The nic.at WHOIS database, the public register of all registered .at domains, currently contains details on the holders of and contact persons for .at domains, regardless of whether they are companies or private individuals. Under the EU General Data Protection Regulation (GDPR), nic.at will only publish legal persons’ data from mid-May 2018. Natural persons can still have their data published if they wish.

For decades, it has been standard practice in domain administration to display domain holders’ data in a public database called WHOIS. The domain holder is informed of this when registering the domain. nic.at’s terms and conditions (T&C) form the legal basis for publication. This practice will change when the GDPR comes into effect, explains the head of nic.at’s legal department Barbara Schlossbauer: “The GDPR defines special protection requirements for natural persons, so we will not publish their data any longer, although we still need to receive their details during the domain registration process.” The regulation is comes into force in mid-May 2018 and this will also lead to amendments in nic.at’s T&C and the registration guidelines for .at domains.

New WHOIS format effective from mid-May

In future the data shown for domains owned by natural persons will only include the domain name, the registrar responsible and necessary technical information. If a company or organisation owns the domain, the holder’s name and address will still be published, although contact data like e-mail address, telephone and fax number can be hidden upon request. The registrar submits information on whether a domain is held by a natural or legal person when registering the domain. If a private individual requests that their data be displayed, the registrar can also arrange this. “There will certainly be a lot of cases where people will definitely want to show that a real, trustworthy person is responsible for a particular website,” explains Schlossbauer.

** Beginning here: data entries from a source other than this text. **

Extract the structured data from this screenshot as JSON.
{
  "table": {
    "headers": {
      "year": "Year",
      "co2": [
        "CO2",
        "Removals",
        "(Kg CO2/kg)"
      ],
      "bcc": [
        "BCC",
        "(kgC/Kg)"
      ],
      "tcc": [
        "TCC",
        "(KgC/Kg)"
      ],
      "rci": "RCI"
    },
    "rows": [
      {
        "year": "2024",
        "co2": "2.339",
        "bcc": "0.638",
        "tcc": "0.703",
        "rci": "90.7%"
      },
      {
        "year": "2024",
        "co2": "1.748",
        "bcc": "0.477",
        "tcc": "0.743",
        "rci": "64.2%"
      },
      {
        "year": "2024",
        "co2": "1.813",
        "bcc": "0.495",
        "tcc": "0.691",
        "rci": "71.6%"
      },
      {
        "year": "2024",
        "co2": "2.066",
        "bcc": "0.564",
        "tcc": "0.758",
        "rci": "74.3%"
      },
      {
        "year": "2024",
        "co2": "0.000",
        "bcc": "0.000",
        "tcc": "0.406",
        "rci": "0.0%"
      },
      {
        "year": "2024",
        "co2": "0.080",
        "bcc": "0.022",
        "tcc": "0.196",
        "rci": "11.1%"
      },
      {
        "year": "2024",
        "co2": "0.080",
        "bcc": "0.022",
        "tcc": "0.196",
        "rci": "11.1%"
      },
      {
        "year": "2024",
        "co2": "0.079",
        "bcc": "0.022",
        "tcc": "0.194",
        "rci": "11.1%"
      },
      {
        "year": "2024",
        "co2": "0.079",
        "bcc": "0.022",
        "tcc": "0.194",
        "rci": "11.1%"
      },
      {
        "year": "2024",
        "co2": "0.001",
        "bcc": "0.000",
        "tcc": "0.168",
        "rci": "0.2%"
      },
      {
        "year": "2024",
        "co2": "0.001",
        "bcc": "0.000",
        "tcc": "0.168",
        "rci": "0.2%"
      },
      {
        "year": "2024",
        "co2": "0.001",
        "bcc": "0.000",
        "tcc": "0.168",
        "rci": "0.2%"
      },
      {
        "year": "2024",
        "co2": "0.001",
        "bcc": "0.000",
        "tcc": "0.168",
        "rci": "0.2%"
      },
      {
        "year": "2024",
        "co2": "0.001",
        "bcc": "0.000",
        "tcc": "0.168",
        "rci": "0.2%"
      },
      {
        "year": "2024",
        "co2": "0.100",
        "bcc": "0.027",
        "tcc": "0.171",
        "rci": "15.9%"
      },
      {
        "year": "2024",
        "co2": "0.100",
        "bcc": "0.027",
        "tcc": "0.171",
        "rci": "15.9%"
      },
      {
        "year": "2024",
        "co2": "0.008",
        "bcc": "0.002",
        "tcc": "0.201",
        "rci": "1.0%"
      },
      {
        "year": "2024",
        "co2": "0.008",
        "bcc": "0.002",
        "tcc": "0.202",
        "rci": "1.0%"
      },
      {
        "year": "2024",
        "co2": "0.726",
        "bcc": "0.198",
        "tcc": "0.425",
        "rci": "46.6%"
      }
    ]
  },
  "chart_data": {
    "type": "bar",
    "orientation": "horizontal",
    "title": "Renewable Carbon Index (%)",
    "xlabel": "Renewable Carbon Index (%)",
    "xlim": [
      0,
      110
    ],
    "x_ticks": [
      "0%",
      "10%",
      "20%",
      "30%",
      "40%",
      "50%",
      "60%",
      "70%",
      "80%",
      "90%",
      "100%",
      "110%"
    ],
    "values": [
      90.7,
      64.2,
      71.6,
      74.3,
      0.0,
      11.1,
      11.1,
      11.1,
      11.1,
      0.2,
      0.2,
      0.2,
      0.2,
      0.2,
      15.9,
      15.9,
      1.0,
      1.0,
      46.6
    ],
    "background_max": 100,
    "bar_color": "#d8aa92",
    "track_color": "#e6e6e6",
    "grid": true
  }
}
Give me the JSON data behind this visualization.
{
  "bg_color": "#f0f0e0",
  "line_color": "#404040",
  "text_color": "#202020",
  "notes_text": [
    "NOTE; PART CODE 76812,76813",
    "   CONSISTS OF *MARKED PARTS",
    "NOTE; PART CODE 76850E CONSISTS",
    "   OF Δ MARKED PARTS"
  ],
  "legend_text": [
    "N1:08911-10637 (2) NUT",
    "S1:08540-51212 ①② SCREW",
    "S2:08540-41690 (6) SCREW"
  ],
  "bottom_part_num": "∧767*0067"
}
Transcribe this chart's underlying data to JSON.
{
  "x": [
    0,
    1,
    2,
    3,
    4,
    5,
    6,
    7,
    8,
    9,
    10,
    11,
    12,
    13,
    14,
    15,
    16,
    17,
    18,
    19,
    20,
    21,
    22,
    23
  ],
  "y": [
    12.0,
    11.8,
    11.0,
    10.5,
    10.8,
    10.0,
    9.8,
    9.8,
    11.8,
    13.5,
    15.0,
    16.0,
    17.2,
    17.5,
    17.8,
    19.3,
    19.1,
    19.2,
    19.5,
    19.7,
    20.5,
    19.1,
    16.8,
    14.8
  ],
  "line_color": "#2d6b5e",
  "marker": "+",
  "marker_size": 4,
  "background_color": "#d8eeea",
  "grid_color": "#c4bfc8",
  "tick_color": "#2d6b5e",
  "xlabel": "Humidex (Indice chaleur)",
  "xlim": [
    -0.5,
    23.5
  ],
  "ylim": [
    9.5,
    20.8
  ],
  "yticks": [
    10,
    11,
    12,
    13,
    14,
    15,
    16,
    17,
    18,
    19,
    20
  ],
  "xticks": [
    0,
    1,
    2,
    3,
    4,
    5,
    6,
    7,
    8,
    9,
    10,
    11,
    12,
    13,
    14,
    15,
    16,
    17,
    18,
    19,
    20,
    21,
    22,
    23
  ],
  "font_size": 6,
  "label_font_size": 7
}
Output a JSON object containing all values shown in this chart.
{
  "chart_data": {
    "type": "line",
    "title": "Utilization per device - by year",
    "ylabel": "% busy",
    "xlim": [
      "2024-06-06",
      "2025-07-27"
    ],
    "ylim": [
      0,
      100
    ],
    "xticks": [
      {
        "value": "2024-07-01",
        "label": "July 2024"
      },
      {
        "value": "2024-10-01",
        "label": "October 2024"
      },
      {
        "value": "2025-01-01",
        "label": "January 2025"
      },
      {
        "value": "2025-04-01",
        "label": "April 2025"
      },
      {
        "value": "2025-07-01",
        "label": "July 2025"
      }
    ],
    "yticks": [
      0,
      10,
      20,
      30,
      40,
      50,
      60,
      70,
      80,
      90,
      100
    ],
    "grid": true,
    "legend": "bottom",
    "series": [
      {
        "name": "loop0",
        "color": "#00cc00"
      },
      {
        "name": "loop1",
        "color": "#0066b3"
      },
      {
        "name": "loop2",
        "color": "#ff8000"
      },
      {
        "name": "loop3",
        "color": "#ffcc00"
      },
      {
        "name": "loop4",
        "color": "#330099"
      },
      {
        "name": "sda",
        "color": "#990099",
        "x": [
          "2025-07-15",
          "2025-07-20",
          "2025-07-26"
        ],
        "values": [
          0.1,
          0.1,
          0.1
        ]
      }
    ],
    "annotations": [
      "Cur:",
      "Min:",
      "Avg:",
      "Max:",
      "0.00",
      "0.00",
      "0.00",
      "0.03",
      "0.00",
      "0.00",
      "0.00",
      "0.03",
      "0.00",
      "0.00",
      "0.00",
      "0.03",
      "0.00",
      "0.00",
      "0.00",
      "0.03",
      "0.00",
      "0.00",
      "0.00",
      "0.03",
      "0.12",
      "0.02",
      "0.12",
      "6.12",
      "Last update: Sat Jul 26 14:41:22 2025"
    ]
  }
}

Information on private domain holders only for legally justified reasons

Until now, domain holders’ data have been publicly accessible at www.nic.at. From mid-May, this will no longer be possible. “In future, natural persons’ domain data will only be accessible to people who identify themselves and have a legitimate legal reason for finding out who the domain holder is,” Schlossbauer points out. This includes law enforcement agencies, lawyers or people who contact nic.at following domain disputes and can prove that their rights have been infringed.

No changes in domain availability check

The adaptations in the WHOIS policy will not affect the public domain availability check, explains Schlossbauer: “When it comes to obtaining accurate information on whether a .at, .co.at or .or.at domain is still available, nic.at will remain the first point of contact for reliable availability checks.”